Johannes Fürnkranz, TU Darmstadt, Germany
Jérôme Lang, Université Paris Dauphine, France
The talk will present the basics of social choice, and then will focus on the connections between social choice and preference learning.
Marina Meila University of Washington, USA
How do we do “statistics as usual” when data come in the form of permutations, partial rankings, or other objects with rich combinatorial structure? The problem of representing preferences is compounded by the fact that many problems of interest in the area of consensus finding are known to be NP-hard.
I will start with the simple “consensus ranking” problem and describe how combinatorics, search, and statistics can be used to build interpretable models and algorithms that are efficient in the presence of consensus.

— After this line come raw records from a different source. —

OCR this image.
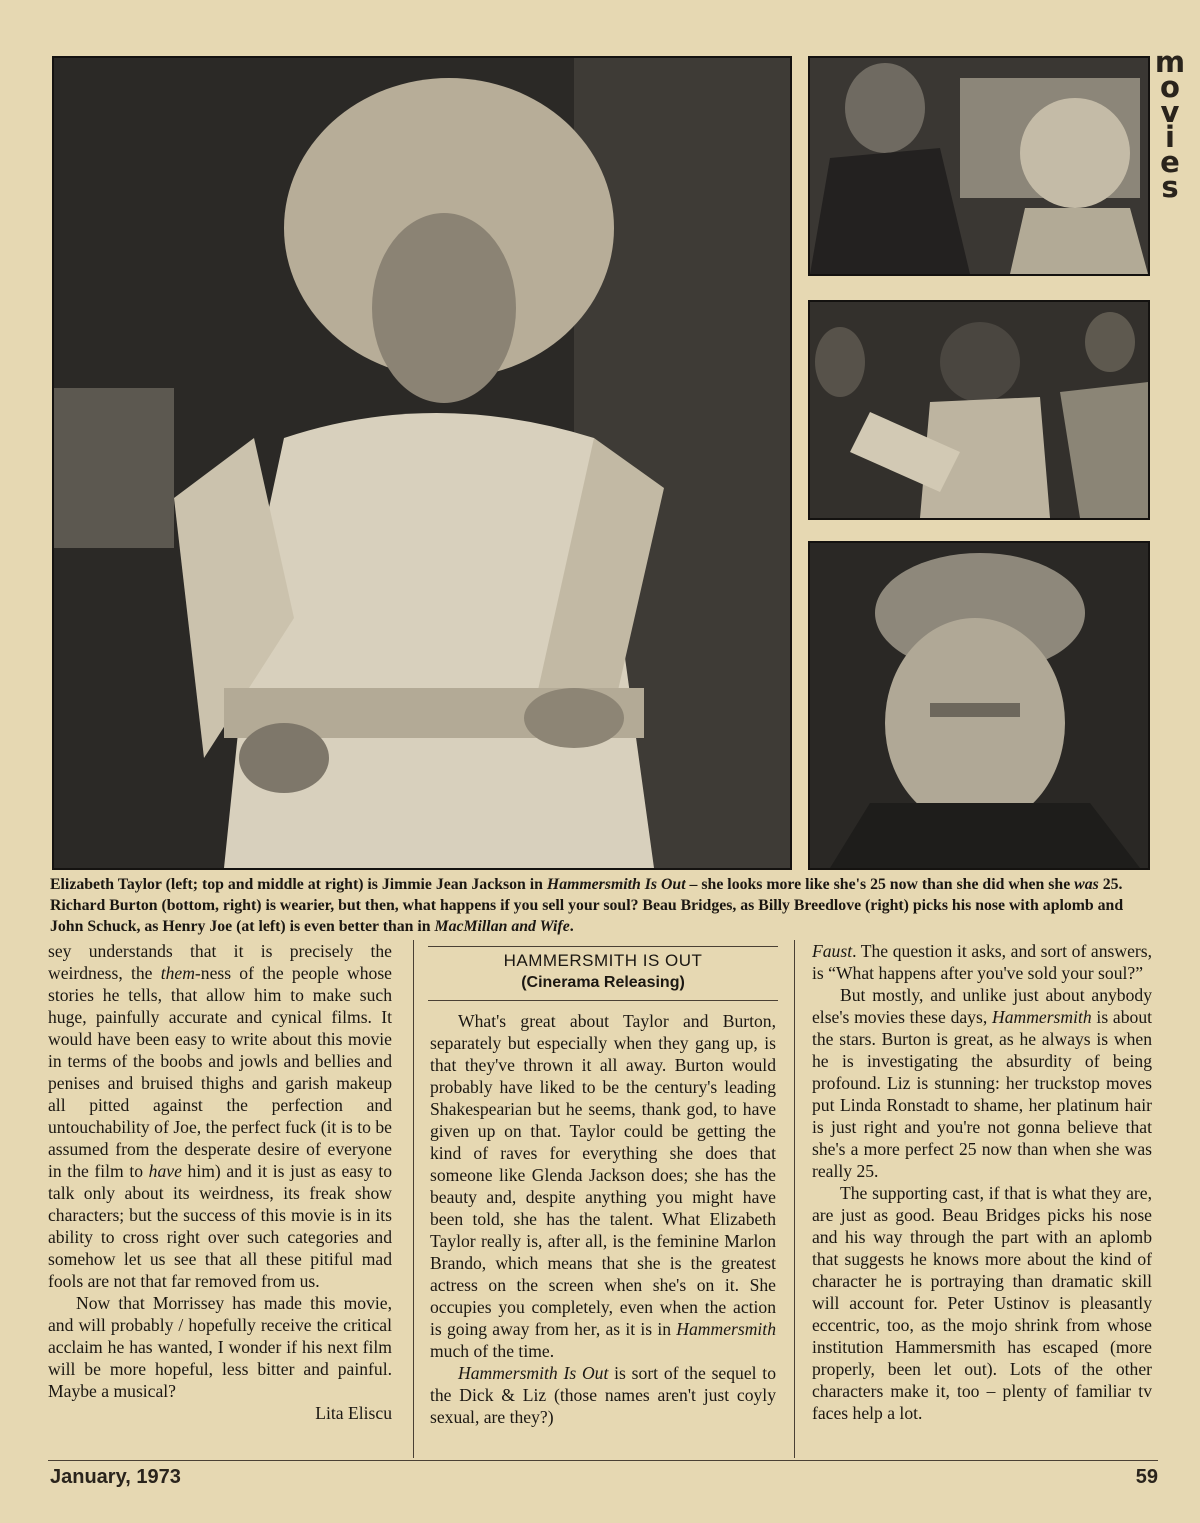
m
o
v
i
e
s
Elizabeth Taylor (left; top and middle at right) is Jimmie Jean Jackson in Hammersmith Is Out – she looks more like she's 25 now than she did when she was 25. Richard Burton (bottom, right) is wearier, but then, what happens if you sell your soul? Beau Bridges, as Billy Breedlove (right) picks his nose with aplomb and John Schuck, as Henry Joe (at left) is even better than in MacMillan and Wife.

sey understands that it is precisely the weirdness, the them-ness of the people whose stories he tells, that allow him to make such huge, painfully accurate and cynical films. It would have been easy to write about this movie in terms of the boobs and jowls and bellies and penises and bruised thighs and garish makeup all pitted against the perfection and untouchability of Joe, the perfect fuck (it is to be assumed from the desperate desire of everyone in the film to have him) and it is just as easy to talk only about its weirdness, its freak show characters; but the success of this movie is in its ability to cross right over such categories and somehow let us see that all these pitiful mad fools are not that far removed from us.

Now that Morrissey has made this movie, and will probably / hopefully receive the critical acclaim he has wanted, I wonder if his next film will be more hopeful, less bitter and painful. Maybe a musical?

Lita Eliscu

HAMMERSMITH IS OUT
(Cinerama Releasing)

What's great about Taylor and Burton, separately but especially when they gang up, is that they've thrown it all away. Burton would probably have liked to be the century's leading Shakespearian but he seems, thank god, to have given up on that. Taylor could be getting the kind of raves for everything she does that someone like Glenda Jackson does; she has the beauty and, despite anything you might have been told, she has the talent. What Elizabeth Taylor really is, after all, is the feminine Marlon Brando, which means that she is the greatest actress on the screen when she's on it. She occupies you completely, even when the action is going away from her, as it is in Hammersmith much of the time.

Hammersmith Is Out is sort of the sequel to the Dick & Liz (those names aren't just coyly sexual, are they?)

Faust. The question it asks, and sort of answers, is “What happens after you've sold your soul?”

But mostly, and unlike just about anybody else's movies these days, Hammersmith is about the stars. Burton is great, as he always is when he is investigating the absurdity of being profound. Liz is stunning: her truckstop moves put Linda Ronstadt to shame, her platinum hair is just right and you're not gonna believe that she's a more perfect 25 now than when she was really 25.

The supporting cast, if that is what they are, are just as good. Beau Bridges picks his nose and his way through the part with an aplomb that suggests he knows more about the kind of character he is portraying than dramatic skill will account for. Peter Ustinov is pleasantly eccentric, too, as the mojo shrink from whose institution Hammersmith has escaped (more properly, been let out). Lots of the other characters make it, too – plenty of familiar tv faces help a lot.

January, 1973	59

At the center of the results is counting the inversions in a permutation. This leads to a natural mathematical way to represent a permutation, which is key both to fast computing and to better understanding the models we create. As a result, we obtain algorithms that can effectively model preferences over very large number of alternatives, which can handle common forms of missing data in a principled way, or which can simultaneously discover the consensus and the structure of the preferences expressed.

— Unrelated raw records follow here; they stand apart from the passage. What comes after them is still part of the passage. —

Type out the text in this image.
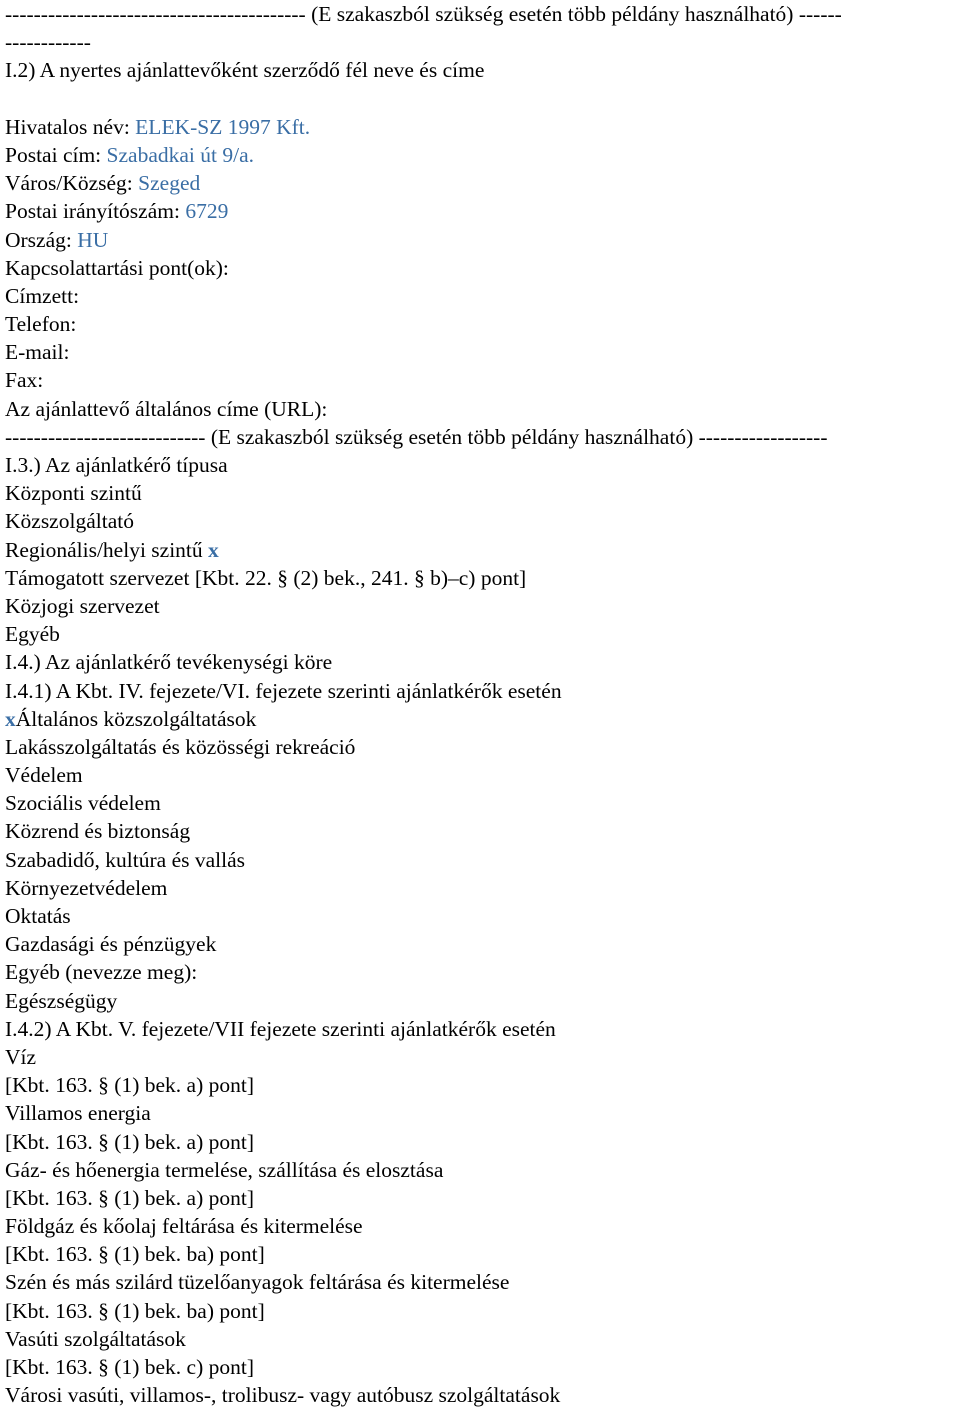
------------------------------------------ (E szakaszból szükség esetén több példány használható) ------
------------
I.2) A nyertes ajánlattevőként szerződő fél neve és címe
Hivatalos név: ELEK-SZ 1997 Kft.
Postai cím: Szabadkai út 9/a.
Város/Község: Szeged
Postai irányítószám: 6729
Ország: HU
Kapcsolattartási pont(ok):
Címzett:
Telefon:
E-mail:
Fax:
Az ajánlattevő általános címe (URL):
---------------------------- (E szakaszból szükség esetén több példány használható) ------------------
I.3.) Az ajánlatkérő típusa
Központi szintű
Közszolgáltató
Regionális/helyi szintű x
Támogatott szervezet [Kbt. 22. § (2) bek., 241. § b)–c) pont]
Közjogi szervezet
Egyéb
I.4.) Az ajánlatkérő tevékenységi köre
I.4.1) A Kbt. IV. fejezete/VI. fejezete szerinti ajánlatkérők esetén
xÁltalános közszolgáltatások
Lakásszolgáltatás és közösségi rekreáció
Védelem
Szociális védelem
Közrend és biztonság
Szabadidő, kultúra és vallás
Környezetvédelem
Oktatás
Gazdasági és pénzügyek
Egyéb (nevezze meg):
Egészségügy
I.4.2) A Kbt. V. fejezete/VII fejezete szerinti ajánlatkérők esetén
Víz
[Kbt. 163. § (1) bek. a) pont]
Villamos energia
[Kbt. 163. § (1) bek. a) pont]
Gáz- és hőenergia termelése, szállítása és elosztása
[Kbt. 163. § (1) bek. a) pont]
Földgáz és kőolaj feltárása és kitermelése
[Kbt. 163. § (1) bek. ba) pont]
Szén és más szilárd tüzelőanyagok feltárása és kitermelése
[Kbt. 163. § (1) bek. ba) pont]
Vasúti szolgáltatások
[Kbt. 163. § (1) bek. c) pont]
Városi vasúti, villamos-, trolibusz- vagy autóbusz szolgáltatások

Patrice Perny UPMC, France
Preference elicitation on combinatorial domains is a challenging issue for supporting individual or collective decision making. In combinatorial optimization problems, systematic elicitation methods aiming at fully specifying a preference model are not feasible due to the large amount of solutions. Moreover, very often, the optimal solution can be identified without knowing the model precisely. This explains the interest for incremental elicitation procedures, in which preference queries are selected iteratively, to be as informative as possible at every step, so as to progressively reduce the set of admissible parameters of the preference model, until an optimal solution can be determined. This approach which has been successfully applied for decision making on explicit sets in various contexts, is harder to implement on implicit set.

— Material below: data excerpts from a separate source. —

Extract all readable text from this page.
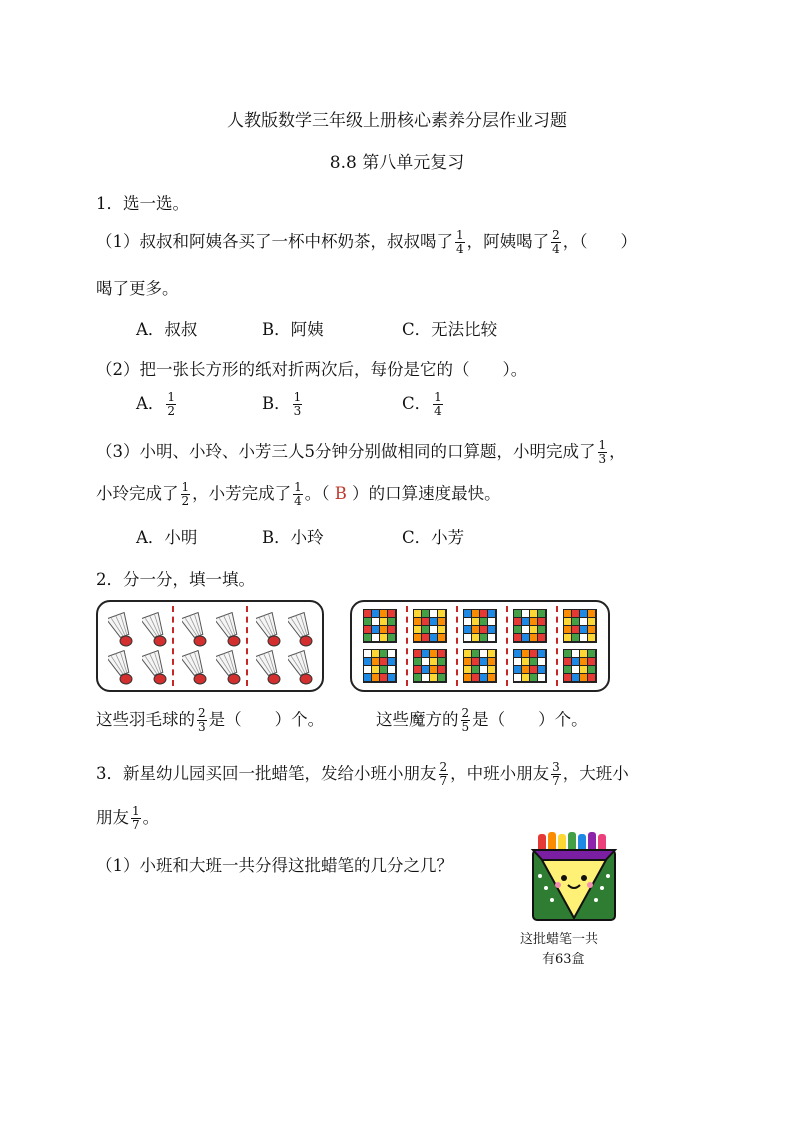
人教版数学三年级上册核心素养分层作业习题
8.8 第八单元复习
1．选一选。
（1）叔叔和阿姨各买了一杯中杯奶茶，叔叔喝了 $\frac{1}{4}$ ，阿姨喝了 $\frac{2}{4}$ ，（　　）
喝了更多。
A．叔叔	B．阿姨	C．无法比较
（2）把一张长方形的纸对折两次后，每份是它的（　　）。
A． $\frac{1}{2}$	B． $\frac{1}{3}$	C． $\frac{1}{4}$
（3）小明、小玲、小芳三人5分钟分别做相同的口算题，小明完成了 $\frac{1}{3}$ ，
小玲完成了 $\frac{1}{2}$ ，小芳完成了 $\frac{1}{4}$ 。（ B ）的口算速度最快。
A．小明	B．小玲	C．小芳
2．分一分，填一填。
这些羽毛球的 $\frac{2}{3}$ 是（　　）个。	这些魔方的 $\frac{2}{5}$ 是（　　）个。
3．新星幼儿园买回一批蜡笔，发给小班小朋友 $\frac{2}{7}$ ，中班小朋友 $\frac{3}{7}$ ，大班小
朋友 $\frac{1}{7}$ 。
（1）小班和大班一共分得这批蜡笔的几分之几？
这批蜡笔一共
有63盒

In this presentation we develop incremental search methods for decision making on implicit sets. We introduce a new incremental elicitation approach interweaving preference elicitation and search to determine the optimal solution within a combinatorial set implicitly defined. This approach is implemented in different contexts such as multiobjective optimization models (state-space search, spanning tree problems) to elicit the weights of an aggregation function until the optimal solution can be identified, or in collective decision making (voting rules for knapsack problems) to elicit individual utilities so as to identify the set of necessary winners. The efficiency of this approach will be discussed from the results we obtained on different numerical tests. This presentation is based on recent joint works with Nawal Benabbou.